- Governo planeja ampliar o quadro da Comissão de Valores Mobiliários (CVM) com 50 inspetores de mercado de capitais, 30 cargos de apoio administrativo e 8 funções comissionadas.
- A medida visa flexibilizar a regra do STF de que pelo menos setenta por cento dos recursos arrecadados pela CVM sejam repassados automaticamente ao orçamento da União.
- O governo pretende apresentar ao ministro Flávio Dino, do STF, um acordo para liberar recursos adicionais conforme necessidade operacional e planos de execução da CVM.
- A proposta busca substituir o modelo atual, que transfere automaticamente sete dezenas por cento do recurso à União, por um mecanismo que assegure liberação de recursos conforme demanda.

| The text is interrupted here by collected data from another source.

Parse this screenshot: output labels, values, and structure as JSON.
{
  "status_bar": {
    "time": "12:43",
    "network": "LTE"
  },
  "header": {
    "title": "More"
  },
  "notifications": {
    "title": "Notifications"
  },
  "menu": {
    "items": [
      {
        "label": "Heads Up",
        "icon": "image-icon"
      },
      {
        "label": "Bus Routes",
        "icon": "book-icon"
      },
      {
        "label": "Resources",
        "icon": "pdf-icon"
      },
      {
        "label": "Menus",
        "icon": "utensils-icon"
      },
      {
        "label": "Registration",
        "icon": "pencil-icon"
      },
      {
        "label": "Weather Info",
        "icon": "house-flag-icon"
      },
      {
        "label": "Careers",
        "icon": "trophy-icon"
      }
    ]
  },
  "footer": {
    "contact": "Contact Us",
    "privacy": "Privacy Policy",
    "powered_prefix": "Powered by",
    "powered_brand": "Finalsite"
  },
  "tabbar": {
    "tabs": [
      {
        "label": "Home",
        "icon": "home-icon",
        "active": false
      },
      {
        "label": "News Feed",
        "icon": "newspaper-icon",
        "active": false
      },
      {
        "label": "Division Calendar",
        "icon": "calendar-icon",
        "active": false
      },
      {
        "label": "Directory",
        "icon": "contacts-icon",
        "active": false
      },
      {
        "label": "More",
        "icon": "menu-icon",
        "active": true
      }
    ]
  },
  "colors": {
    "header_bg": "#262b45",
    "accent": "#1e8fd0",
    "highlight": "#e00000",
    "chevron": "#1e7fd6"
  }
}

- A iniciativa foi discutida após críticas de Dino à crise de pessoal e ao déficit orçamentário da CVM, que enfrenta estoque de processos e dificuldades para acompanhar o mercado.
O governo do presidente Luiz Inácio Lula da Silva planeja ampliar o quadro de funcionários da CVM, a Comissão de Valores Mobiliários. A medida envolve a criação de 50 cargos de inspetor de mercado de capitais, 30 de apoio administrativo e oito funções comissionadas. A proposta deve ser apresentada ao STF nos próximos dias.
A motivação é enfrentar déficits de pessoal, acúmulo de processos e limitações orçamentárias da autarquia, que fiscaliza companhias abertas, fundos de investimento e operações na B3. A ideia é reduzir o estoque de ações pendentes e aumentar a capacidade de julgamento da CVM.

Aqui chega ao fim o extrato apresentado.